Working with the Prisoner Legal Counseling project was just the beginning for Prittie, and she continued against domestic violence by joining Project Safe in 1999.
Project Safe offers services from short-term crisis counseling on their 24-hour hotline to long-term support through housing programs. Project Safe helps countless domestic violence victims find solace and safety from their transgressors. For an organization to be so successful in offering these types of programs, there has to be a mastermind behind it. This mastermind is Joan Prittie, the Executive Director.
Piper Ruhmkorff, a junior at the University of Georgia, coordinated with Prittie to have her come speak to Ruhmkorff’s sorority, Alpha Chi Omega, about dating violence.
“She was professional, accessible, and easy to work with. I liked her speech because she was knowledgeable about her subject and steadfast in her dedication to the cause,” said Ruhmkorff.
Prittie’s schedule changes day-to-day while she runs this organization, and the daily surprises have become the norm. As any Executive Director would, she often checks in with her staff and personnel, and she spends time with planning and programming for the logistics of the organization. Because it is a non-profit, Prittie and her team at Project Safe often spend time fundraising and spreading the importance of domestic violence awareness. Traveling near and far, from on campus at UGA to Atlanta, she gives speeches to various audiences.
To Prittie, the most rewarding part of working with this organization is “to see policies change as a result of our efforts.”
Sarah Penfold, the Outreach Services Coordinator for Project Safe, works closely with Prittie on a day-to-day basis. Penfold oversees operations in the outreach department of Project Safe, meeting with clients in both individual and group settings.
“Joan is constantly making sure that no matter what, Project Safe continues to grow as an organization and is operating in a way that best serves our community,” said Penfold.
Project Safe is a non-stop initiative with many hopes and plans for the future, and Prittie is not letting it slow down. She recently helped implement the texting hotline, a free service with someone available to chat via text message at all hours of the day. This textline is rapidly growing, and she spoke of plans to take it statewide.

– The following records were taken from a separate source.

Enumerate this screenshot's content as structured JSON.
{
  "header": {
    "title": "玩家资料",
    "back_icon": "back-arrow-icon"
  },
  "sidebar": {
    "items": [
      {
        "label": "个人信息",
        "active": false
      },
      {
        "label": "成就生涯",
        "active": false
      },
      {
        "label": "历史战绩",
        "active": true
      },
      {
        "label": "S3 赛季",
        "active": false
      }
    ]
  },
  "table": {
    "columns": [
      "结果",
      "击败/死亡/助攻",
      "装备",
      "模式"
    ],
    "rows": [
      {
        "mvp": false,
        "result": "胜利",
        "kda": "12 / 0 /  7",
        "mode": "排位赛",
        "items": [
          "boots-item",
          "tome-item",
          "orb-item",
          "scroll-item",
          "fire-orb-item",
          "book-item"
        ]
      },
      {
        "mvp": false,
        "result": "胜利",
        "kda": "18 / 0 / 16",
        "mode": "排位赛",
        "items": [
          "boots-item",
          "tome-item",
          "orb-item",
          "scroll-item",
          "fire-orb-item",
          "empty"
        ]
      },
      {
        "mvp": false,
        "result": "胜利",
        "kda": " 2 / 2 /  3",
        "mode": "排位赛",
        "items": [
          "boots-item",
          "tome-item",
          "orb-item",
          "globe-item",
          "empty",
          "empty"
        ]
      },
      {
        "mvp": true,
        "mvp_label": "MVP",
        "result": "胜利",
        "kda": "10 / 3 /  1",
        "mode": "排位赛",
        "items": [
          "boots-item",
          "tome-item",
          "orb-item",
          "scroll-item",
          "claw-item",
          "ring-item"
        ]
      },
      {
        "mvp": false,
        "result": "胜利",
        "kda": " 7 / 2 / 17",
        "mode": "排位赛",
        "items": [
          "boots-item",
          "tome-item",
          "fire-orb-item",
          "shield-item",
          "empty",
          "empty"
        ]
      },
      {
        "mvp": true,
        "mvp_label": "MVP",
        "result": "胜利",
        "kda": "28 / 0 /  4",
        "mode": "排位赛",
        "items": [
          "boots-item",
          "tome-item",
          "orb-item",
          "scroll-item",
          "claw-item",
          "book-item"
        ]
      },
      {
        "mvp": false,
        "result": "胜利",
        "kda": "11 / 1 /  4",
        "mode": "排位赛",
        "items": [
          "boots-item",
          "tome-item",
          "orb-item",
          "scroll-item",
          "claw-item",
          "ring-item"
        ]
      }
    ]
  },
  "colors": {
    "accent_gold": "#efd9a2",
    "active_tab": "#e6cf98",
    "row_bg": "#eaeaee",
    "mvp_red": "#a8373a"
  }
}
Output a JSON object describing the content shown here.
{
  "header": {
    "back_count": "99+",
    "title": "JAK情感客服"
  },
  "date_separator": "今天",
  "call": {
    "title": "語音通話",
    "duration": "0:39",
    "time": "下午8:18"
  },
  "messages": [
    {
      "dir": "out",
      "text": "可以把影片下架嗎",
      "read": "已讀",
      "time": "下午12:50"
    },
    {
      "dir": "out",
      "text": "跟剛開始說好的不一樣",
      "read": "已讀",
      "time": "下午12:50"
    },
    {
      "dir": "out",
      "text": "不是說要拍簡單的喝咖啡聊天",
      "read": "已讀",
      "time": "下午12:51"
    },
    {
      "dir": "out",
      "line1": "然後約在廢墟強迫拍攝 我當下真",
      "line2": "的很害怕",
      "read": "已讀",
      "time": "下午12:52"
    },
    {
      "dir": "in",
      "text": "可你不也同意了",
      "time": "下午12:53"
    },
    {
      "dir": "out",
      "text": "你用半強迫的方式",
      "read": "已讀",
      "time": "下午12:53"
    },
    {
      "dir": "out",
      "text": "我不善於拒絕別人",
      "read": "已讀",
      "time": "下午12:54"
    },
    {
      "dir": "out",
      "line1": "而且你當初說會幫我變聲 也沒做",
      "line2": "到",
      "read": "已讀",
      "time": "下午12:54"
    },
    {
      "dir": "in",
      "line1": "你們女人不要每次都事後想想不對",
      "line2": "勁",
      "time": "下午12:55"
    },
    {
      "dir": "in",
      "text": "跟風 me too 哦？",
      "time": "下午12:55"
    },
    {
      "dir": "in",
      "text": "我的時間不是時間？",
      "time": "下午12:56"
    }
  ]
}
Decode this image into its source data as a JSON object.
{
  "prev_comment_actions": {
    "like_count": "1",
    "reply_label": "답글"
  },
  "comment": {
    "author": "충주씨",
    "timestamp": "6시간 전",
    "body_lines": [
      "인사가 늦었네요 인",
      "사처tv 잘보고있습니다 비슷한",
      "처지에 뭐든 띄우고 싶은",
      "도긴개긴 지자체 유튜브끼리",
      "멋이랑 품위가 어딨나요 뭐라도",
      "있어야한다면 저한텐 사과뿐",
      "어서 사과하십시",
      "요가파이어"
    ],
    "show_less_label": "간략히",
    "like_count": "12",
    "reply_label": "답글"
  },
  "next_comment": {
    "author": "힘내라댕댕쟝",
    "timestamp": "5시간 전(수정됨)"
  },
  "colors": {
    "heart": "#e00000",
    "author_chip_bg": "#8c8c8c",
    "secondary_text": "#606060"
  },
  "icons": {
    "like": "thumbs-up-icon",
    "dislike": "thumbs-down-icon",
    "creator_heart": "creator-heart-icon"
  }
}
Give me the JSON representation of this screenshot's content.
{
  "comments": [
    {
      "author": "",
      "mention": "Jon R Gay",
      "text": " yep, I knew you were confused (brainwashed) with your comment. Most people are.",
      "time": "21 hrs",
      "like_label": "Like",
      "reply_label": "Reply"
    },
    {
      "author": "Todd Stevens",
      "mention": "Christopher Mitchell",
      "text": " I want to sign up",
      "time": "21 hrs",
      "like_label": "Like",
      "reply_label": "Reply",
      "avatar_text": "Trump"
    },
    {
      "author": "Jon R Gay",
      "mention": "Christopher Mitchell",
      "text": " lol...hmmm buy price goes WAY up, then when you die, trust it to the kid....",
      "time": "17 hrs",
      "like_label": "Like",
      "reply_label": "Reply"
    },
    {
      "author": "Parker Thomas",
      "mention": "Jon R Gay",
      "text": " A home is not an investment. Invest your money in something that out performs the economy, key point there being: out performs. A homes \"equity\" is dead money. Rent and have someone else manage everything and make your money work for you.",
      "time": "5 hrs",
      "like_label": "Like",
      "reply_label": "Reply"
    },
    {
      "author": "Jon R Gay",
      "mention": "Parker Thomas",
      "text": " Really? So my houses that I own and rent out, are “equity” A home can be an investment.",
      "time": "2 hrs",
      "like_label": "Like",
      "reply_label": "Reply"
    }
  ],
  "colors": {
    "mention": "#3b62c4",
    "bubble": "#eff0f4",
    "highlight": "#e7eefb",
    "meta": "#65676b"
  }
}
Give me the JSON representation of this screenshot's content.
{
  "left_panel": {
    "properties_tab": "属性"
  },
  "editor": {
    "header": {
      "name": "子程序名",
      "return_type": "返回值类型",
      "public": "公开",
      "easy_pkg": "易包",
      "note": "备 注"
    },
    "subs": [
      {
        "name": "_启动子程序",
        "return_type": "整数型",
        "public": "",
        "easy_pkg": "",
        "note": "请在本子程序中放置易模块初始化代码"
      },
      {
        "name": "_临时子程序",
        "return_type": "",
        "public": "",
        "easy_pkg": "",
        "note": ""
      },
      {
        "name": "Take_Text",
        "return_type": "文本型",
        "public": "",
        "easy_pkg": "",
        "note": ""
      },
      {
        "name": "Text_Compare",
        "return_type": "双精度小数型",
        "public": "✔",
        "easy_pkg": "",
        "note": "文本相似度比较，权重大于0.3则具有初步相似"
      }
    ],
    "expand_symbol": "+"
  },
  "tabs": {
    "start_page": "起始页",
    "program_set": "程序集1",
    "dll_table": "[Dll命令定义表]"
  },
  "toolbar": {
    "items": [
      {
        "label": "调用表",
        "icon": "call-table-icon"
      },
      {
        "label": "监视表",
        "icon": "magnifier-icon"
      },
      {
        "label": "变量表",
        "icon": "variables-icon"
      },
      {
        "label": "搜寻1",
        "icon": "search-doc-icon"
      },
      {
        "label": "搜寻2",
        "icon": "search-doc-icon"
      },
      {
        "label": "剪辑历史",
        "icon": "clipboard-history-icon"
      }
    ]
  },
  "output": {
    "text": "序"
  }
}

As the Executive Director, Prittie feels a moral urgency to keep Project Safe moving forward, she stated. She feels that she has a responsibility and an ability influence the culture of the organization, and the authority gives her room to be creative in finding new ways to end domestic violence.
“We are going to continue to look ahead at where opportunities are to make changes around the issues of domestic violence,” said Prittie.